[Ailsa Paige by Robert W. Chambers]@TWC D-Link book
Ailsa Paige

CHAPTER XI
18/51

"Yesterday the thermometer stood at 105 in Washington, and now look at this here weather, lady." Day broke, bitter cold; it was raining heavily; but soon after sunrise the rain slackened, the fog grew thinner, and the air warmer.

Slowly the sun appeared, at first only a dazzling blot through the smother, then brassy, glittering, flooding the chilled earth with radiance.
Through steaming fields, over thickets, above woods, the vapours were rising, disclosing a shining and wet world, sweet and fresh in its early autumn beauty.
The road to Fairfax Court House was deep in red mud, set with runnels and pools of gold reflecting corners of blue sky.

Through it slopped mules and horses and wheels, sending splashes of spray and red mud over the roadside bushes.

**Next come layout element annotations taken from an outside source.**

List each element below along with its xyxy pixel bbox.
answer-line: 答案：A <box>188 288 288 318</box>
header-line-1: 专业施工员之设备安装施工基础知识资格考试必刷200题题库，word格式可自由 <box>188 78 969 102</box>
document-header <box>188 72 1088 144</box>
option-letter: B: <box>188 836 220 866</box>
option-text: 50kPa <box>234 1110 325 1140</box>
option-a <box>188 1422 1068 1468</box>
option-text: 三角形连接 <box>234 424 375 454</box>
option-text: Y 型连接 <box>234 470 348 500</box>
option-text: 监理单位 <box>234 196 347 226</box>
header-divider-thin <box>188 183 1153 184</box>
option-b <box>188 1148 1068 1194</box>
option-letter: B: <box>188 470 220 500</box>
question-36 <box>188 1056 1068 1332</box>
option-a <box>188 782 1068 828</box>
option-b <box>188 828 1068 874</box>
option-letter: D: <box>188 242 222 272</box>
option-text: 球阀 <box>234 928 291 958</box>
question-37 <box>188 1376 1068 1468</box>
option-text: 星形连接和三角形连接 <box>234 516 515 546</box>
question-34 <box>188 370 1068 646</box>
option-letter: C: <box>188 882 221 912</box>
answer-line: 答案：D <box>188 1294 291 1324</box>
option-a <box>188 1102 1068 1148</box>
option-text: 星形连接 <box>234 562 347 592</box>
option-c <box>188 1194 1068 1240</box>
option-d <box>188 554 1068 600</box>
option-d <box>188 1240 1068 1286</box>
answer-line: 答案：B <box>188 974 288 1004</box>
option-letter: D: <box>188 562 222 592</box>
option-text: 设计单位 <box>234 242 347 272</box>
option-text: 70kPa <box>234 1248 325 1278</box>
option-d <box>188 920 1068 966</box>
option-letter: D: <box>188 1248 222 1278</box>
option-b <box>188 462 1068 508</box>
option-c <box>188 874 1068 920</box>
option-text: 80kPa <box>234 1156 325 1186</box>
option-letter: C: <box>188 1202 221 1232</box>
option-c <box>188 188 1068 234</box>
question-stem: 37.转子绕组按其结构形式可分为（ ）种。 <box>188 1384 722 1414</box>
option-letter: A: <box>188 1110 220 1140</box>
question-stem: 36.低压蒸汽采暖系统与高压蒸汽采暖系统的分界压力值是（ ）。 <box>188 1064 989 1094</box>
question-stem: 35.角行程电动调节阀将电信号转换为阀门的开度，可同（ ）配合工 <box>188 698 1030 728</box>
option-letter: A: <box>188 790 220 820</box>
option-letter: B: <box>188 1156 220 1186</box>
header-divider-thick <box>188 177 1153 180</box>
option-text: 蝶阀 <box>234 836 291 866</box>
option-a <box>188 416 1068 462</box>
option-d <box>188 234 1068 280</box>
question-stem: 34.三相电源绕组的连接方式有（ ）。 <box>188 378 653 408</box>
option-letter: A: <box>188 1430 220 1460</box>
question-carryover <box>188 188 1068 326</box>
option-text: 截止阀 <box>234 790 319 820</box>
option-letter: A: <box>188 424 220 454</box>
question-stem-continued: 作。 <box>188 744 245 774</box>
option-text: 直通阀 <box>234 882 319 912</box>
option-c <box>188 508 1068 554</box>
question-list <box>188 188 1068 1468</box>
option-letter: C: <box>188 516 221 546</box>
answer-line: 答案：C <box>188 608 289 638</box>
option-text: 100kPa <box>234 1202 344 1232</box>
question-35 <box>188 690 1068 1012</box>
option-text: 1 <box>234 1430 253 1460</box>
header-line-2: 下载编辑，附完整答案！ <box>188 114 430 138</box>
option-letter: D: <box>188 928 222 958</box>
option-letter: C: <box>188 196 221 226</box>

A few birds sang; overhead sailed and circled hundreds of buzzards, the sun gilding their upcurled wing tips as they sheered the tree-tops.
And now, everywhere over the landscape soldiers were visible, squads clothed only in trousers and shirts, marching among the oaks and magnolias with pick and shovel; squads carrying saws and axes and chains.

A little farther on a wet, laurel-bordered road into the woods was being corduroyed; here they were bridging the lazy and discoloured waters of a creek, there erecting log huts.